Okay checkout my gist!
The pandas approach on 1d array takes ..
371 µs ± 30.4 µs per loop (mean ± std. dev. of 7 runs, 1000 loops each)
The vectorized approach on 1d array takes ..
7.14 µs ± 406 ns per loop (mean ± std. dev. of 7 runs, 100000 loops each)
A list comprehension takes ..
8.7 µs ± 732 ns per loop (mean ± std. dev. of 7 runs, 100000 loops each)
If anything, you have demonstrated that pandas apply is surprisingly slow.
Final comment: why use gists instead of bitbucket repos? I found it a pain to "clone" and run this locally, and it seems it will be harder to keep track of than a repo. Also what if you ever want to add another file?

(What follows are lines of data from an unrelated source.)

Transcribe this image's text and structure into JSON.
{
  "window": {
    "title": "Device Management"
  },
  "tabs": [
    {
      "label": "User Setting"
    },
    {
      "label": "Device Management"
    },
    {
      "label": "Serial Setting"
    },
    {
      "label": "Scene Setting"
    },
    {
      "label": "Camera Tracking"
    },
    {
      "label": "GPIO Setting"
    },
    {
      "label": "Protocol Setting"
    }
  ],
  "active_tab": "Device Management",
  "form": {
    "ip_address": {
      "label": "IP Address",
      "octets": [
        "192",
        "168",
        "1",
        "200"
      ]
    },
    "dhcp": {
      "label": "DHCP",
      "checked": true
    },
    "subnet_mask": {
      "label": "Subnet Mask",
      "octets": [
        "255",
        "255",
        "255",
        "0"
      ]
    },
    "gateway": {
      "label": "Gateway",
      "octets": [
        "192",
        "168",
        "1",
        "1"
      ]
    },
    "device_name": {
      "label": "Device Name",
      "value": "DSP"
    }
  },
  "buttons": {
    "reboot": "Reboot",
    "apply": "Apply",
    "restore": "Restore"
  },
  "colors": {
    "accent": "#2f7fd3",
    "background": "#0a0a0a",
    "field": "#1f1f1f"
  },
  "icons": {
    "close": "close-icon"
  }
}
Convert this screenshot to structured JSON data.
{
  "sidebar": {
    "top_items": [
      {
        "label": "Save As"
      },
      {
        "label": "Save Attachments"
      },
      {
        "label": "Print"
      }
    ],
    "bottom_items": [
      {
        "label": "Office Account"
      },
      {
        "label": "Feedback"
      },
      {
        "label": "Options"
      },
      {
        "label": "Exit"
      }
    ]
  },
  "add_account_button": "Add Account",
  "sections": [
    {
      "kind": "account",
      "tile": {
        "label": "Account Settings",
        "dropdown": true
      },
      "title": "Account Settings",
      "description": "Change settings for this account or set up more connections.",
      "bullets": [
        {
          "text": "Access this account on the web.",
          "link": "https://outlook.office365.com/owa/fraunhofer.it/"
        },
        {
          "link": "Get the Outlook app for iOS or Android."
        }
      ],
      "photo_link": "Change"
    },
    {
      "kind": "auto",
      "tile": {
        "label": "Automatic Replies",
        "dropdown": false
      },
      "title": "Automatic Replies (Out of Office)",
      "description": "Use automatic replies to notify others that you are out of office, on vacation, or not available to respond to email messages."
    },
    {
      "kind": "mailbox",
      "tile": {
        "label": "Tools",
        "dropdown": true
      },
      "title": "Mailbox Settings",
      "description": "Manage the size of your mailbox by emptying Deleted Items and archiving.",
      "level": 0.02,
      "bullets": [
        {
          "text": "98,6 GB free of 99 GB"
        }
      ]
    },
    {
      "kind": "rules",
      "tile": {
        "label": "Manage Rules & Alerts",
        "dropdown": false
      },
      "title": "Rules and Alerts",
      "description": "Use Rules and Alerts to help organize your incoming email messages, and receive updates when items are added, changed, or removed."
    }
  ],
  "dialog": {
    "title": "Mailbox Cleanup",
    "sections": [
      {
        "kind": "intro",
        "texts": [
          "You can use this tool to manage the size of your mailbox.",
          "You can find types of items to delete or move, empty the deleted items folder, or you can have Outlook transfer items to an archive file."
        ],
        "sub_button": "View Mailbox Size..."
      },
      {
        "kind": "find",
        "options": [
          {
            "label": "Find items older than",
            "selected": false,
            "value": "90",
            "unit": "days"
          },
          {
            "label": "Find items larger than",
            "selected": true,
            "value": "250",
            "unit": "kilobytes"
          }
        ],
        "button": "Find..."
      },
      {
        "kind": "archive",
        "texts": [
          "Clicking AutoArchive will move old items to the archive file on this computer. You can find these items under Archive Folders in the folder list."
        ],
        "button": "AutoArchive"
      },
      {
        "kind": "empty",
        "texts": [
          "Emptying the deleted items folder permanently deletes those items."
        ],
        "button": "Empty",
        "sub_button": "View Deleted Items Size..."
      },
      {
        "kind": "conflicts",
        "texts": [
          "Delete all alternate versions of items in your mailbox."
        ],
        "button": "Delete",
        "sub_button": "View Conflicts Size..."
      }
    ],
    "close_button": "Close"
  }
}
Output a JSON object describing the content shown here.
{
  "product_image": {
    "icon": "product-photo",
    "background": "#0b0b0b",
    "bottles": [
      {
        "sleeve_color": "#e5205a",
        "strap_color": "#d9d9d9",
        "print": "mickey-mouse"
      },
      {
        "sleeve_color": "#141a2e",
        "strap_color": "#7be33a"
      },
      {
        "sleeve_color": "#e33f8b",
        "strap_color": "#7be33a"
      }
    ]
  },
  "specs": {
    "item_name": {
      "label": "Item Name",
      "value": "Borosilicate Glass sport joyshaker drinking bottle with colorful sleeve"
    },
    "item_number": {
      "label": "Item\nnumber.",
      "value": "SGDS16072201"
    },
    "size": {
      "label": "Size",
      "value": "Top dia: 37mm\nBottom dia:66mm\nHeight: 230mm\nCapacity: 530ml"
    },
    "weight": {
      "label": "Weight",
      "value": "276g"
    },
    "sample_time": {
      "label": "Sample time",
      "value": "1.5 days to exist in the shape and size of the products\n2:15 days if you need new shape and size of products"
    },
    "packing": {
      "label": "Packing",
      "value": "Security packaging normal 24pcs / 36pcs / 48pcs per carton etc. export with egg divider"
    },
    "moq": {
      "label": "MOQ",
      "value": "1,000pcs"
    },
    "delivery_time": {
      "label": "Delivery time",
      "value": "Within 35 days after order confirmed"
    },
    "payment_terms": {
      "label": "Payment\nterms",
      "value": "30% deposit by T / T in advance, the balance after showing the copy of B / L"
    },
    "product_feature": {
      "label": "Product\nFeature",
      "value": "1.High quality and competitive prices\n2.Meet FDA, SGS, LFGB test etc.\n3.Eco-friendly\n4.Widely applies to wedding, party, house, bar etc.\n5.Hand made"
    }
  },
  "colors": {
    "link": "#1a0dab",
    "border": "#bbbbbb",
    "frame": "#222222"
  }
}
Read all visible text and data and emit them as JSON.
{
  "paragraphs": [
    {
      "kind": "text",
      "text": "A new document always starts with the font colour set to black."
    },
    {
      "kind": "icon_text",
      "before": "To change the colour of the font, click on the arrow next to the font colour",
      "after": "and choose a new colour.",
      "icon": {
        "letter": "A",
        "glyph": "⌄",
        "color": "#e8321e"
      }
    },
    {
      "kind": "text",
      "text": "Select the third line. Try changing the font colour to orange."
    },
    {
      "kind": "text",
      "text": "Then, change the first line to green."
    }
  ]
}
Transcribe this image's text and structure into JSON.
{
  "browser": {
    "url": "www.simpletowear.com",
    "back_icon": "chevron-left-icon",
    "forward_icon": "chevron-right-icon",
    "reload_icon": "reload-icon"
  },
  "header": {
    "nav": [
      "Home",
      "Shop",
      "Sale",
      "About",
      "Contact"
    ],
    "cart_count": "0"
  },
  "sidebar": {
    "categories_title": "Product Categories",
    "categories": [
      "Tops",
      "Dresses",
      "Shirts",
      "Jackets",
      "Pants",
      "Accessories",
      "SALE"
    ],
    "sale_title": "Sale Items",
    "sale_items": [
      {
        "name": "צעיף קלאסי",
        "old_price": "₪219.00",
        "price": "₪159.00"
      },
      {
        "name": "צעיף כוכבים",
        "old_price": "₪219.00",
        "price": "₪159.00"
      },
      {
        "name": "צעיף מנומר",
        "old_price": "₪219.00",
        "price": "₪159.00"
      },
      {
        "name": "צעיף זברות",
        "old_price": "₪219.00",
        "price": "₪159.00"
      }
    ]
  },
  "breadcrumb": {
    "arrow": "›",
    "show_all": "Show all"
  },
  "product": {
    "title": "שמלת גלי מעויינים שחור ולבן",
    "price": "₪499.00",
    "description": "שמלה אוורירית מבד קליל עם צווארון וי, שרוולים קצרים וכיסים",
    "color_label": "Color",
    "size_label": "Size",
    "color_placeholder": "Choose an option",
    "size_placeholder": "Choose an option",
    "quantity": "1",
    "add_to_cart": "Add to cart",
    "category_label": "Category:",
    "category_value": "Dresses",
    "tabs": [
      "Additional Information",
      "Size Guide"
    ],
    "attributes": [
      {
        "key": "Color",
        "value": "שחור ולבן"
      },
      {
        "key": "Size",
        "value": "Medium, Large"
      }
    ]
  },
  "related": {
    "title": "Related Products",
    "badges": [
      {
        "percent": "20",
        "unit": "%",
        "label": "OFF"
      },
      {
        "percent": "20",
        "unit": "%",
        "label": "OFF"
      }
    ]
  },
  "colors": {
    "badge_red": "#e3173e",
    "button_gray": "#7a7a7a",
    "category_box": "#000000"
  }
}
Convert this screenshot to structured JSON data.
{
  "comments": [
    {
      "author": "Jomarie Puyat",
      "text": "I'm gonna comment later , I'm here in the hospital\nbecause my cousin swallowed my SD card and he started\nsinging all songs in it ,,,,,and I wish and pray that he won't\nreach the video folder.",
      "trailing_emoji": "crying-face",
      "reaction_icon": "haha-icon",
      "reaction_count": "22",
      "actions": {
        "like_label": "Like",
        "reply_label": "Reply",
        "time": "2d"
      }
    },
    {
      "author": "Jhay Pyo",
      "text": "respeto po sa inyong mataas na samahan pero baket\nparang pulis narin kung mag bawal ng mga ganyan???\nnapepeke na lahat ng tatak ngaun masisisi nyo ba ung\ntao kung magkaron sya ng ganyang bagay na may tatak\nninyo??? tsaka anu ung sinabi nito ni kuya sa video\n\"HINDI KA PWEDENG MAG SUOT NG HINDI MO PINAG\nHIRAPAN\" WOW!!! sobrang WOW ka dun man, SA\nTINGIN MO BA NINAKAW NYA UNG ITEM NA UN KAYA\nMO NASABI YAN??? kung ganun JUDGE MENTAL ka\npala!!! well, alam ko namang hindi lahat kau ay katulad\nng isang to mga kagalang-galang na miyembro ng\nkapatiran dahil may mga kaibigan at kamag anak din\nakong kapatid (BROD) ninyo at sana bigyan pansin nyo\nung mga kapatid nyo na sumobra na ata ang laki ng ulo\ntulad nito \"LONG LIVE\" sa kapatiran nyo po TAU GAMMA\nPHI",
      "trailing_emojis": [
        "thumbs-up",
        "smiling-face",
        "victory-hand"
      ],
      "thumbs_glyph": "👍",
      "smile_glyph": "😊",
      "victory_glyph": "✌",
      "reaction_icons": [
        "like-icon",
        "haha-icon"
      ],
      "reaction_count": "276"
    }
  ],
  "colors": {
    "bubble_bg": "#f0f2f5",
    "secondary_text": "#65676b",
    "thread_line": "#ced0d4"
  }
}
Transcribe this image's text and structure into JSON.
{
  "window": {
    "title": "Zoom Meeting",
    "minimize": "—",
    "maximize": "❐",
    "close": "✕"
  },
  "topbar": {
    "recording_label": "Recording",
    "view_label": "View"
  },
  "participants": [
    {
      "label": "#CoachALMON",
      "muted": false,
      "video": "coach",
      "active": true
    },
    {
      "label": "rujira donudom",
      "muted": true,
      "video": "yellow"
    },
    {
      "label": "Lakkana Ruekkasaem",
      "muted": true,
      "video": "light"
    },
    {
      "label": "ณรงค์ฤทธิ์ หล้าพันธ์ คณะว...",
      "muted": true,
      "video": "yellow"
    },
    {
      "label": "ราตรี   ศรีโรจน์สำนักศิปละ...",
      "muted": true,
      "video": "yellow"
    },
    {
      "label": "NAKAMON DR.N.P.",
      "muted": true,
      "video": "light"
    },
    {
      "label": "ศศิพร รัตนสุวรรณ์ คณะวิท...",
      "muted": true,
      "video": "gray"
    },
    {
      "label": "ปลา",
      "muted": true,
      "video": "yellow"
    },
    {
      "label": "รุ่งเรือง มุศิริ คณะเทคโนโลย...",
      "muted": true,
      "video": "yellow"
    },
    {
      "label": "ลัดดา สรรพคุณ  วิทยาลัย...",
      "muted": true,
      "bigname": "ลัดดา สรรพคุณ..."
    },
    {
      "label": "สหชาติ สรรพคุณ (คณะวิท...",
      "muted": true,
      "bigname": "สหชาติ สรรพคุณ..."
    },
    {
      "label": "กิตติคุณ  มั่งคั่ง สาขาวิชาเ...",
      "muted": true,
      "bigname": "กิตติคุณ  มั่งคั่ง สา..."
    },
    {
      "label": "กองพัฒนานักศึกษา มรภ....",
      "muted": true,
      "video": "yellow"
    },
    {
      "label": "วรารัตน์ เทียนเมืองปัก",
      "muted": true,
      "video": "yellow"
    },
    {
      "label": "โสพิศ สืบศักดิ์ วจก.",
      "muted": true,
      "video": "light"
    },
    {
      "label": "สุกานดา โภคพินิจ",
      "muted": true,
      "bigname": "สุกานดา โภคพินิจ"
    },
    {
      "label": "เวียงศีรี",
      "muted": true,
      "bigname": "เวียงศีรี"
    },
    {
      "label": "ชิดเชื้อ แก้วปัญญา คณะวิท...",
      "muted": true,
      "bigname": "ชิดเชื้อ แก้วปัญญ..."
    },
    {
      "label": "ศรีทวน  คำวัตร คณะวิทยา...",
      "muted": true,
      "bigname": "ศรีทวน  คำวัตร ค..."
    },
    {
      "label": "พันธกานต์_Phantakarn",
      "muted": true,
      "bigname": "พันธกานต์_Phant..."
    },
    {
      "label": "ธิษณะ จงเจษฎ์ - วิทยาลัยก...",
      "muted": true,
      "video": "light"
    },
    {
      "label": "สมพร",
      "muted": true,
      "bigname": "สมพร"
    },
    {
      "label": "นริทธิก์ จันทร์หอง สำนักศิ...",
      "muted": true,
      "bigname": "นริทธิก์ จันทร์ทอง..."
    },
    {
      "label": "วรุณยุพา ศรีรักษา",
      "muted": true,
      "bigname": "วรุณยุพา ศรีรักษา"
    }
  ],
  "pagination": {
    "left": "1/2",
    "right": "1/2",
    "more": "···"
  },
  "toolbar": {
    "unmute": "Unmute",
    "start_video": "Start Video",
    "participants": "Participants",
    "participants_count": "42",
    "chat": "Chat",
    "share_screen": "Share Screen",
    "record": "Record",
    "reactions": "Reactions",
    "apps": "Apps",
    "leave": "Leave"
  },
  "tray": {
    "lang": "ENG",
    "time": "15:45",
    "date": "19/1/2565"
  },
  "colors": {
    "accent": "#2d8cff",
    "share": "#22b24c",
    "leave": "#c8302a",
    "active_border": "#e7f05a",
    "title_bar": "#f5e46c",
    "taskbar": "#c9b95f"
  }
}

@alokito I think gists are a good staging ground, perhaps? I've put code snippets up and notebooks (with outputs) up here to quickly share it with others. NBs with outputs are a bad idea in a repo. Perhaps if @wusixer amasses a collection of NBs, then that's a good time to put the stuff into a repo?
@Alokit Nice! The reason I put it in gist is that it was a quick and easy thing for me to do, and I can look up what I need by searching the names of gist (I guess you can do that in bitbucket/github too but it would require a bit more structure to make it a repo). Maybe someday I will have a repo called "little_things_Iearned_from_work" :)
This is so totally a blog post, @wusixer. Add a few more annotations - and maybe compare it to JAX's
vmap
, which operates only on numerical data but still good for you to see in action.